OKTOBER 2015 (03): FILMFEST HAMBURG: FEW WORDS OR A FIRST APPROACH TO A ENIGMATIC FILM: SAMURAY-S

por - Festivales, Short Reviews
10 Oct, 2015 10:57 | 1 comentario

vlcsnap-2015-08-05-01h50m01s994By Roger Koza

What should we say in few words on Samuray-S, by Raúl Perrone?

This film will make history. A filmmaker who lives in a humble Argentinean city conceived a film, divided in three chapters, within the jidaigeki genre. The three stories this film shows could very well be part of a flick about poor urban areas, as if Mizoguchi had unexpectedly found tango as his source of inspiration: a samurai murders the son of a brothel’s owner and the father decides to take revenge; a woman loves a kind samurai but she is forced to choose an evil one; and, finally, another samurai returns from war and he is unable to recognize his wife.

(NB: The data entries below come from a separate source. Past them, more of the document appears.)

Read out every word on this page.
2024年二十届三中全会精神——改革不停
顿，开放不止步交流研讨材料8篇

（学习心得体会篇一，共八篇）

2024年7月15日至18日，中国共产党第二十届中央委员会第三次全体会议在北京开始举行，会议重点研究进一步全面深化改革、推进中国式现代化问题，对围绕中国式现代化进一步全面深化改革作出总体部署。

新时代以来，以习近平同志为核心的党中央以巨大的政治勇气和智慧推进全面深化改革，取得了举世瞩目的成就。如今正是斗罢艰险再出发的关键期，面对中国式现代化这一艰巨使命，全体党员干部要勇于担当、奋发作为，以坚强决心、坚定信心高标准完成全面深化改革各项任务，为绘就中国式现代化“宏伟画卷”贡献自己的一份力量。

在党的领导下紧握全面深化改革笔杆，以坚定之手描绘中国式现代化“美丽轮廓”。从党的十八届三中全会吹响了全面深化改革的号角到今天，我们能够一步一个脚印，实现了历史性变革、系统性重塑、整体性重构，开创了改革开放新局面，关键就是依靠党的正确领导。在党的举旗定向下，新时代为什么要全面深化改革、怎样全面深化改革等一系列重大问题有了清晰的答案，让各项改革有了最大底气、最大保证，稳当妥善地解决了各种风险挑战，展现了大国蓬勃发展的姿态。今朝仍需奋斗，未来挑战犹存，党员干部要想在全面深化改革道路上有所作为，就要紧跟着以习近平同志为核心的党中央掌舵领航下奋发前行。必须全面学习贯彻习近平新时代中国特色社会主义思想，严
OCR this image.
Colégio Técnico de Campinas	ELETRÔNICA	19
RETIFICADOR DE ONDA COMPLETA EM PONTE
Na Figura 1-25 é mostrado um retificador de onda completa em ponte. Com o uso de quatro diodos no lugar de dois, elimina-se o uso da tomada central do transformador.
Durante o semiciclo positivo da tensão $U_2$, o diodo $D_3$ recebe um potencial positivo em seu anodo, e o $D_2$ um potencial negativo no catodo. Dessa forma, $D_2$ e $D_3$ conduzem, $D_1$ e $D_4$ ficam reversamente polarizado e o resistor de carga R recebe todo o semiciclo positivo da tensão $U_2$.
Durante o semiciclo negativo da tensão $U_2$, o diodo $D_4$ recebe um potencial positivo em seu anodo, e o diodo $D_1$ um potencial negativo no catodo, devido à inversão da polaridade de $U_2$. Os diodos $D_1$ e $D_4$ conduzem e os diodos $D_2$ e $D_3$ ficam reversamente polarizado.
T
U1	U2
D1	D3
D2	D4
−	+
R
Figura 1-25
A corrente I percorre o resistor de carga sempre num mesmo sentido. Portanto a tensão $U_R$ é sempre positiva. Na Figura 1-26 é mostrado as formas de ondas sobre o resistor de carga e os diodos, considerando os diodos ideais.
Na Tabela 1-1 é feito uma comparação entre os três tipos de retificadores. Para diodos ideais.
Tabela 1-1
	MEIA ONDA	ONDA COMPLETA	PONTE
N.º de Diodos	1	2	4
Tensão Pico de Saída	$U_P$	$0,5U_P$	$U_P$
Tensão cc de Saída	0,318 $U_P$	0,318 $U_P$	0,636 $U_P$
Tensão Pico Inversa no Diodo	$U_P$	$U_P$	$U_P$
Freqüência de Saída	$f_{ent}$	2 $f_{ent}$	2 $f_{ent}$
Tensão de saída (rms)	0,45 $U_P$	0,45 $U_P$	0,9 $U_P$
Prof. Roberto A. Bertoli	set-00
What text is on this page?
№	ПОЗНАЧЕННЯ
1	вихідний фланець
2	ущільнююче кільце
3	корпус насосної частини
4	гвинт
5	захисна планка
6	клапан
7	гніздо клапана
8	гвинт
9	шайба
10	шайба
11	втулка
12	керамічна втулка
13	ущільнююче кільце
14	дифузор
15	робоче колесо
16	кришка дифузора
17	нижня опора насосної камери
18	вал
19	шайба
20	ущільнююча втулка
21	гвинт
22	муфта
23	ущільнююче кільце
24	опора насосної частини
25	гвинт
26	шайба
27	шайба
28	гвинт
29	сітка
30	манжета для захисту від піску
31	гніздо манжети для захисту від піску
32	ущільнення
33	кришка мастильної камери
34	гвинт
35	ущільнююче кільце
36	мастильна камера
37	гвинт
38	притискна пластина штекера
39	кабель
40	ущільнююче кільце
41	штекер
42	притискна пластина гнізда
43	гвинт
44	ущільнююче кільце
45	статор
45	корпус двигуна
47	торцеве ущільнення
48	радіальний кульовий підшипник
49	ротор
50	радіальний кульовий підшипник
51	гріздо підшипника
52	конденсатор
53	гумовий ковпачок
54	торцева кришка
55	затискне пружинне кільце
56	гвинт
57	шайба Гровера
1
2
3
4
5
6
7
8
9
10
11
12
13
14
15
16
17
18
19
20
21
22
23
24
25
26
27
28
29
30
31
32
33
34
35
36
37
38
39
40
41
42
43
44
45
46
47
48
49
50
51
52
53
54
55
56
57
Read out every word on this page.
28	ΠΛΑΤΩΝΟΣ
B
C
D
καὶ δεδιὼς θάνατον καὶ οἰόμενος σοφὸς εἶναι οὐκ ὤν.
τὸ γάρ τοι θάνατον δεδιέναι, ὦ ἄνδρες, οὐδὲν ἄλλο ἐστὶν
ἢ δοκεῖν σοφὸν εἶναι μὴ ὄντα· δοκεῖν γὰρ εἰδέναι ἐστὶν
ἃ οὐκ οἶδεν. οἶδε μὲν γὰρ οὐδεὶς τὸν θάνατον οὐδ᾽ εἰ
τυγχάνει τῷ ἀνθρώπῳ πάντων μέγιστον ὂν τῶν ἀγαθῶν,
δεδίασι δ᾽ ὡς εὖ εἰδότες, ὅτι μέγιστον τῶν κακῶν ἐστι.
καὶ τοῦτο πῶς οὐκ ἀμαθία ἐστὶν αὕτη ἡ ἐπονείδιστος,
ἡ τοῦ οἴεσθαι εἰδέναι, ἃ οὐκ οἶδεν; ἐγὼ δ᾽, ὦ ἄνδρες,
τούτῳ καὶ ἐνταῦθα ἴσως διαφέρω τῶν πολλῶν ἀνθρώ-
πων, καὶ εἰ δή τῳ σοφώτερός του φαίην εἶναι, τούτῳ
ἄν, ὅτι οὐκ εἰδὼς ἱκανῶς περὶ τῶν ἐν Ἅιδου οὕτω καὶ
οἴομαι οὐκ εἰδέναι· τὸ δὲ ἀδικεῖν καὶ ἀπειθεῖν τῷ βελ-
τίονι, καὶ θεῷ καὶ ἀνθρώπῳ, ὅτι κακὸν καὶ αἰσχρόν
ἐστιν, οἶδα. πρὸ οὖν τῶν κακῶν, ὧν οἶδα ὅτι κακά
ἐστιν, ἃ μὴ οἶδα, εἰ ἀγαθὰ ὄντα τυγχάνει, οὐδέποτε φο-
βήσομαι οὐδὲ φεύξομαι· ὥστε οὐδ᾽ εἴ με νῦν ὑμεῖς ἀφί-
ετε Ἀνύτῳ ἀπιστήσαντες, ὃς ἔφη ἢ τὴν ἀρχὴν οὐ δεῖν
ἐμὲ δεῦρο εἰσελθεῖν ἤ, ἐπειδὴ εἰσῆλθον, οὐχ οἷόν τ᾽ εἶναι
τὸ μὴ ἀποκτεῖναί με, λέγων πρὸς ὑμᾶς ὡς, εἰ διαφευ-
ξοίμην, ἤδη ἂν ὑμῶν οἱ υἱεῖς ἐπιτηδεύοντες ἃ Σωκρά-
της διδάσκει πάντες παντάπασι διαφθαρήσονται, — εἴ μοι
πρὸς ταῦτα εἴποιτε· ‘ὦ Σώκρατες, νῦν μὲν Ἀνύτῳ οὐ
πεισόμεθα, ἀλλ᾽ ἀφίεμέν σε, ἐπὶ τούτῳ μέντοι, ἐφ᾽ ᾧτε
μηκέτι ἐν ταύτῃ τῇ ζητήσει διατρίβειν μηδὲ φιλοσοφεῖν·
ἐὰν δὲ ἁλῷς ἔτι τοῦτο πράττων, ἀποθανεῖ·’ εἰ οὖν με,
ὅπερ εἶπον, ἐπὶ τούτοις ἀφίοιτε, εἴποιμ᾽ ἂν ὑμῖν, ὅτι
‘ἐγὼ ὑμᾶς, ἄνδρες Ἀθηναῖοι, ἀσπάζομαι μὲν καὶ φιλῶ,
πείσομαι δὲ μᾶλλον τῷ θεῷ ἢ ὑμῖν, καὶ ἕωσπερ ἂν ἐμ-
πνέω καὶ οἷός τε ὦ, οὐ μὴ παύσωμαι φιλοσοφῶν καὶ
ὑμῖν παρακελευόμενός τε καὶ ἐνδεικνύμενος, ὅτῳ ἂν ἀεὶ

All of these events happen in an enchanted yet-sometimes-ominous world in which some sort of stunning beauty attracts the gaze while the ear is in tune with an impossible-to-define aural matter which is sometimes interrupted by cumbia rhythms, Samuel Barber’s strings, and Chet Baker’s melodies. The dominant poetic element used here, superimposition, reaches an unusual refinement and it might even represent a reinvention of that long-gone formal resource of silent films. There must be over 12 unforgettable shots in this film and that shouldn’t surprise anyone —this is Perrone’s masterpiece.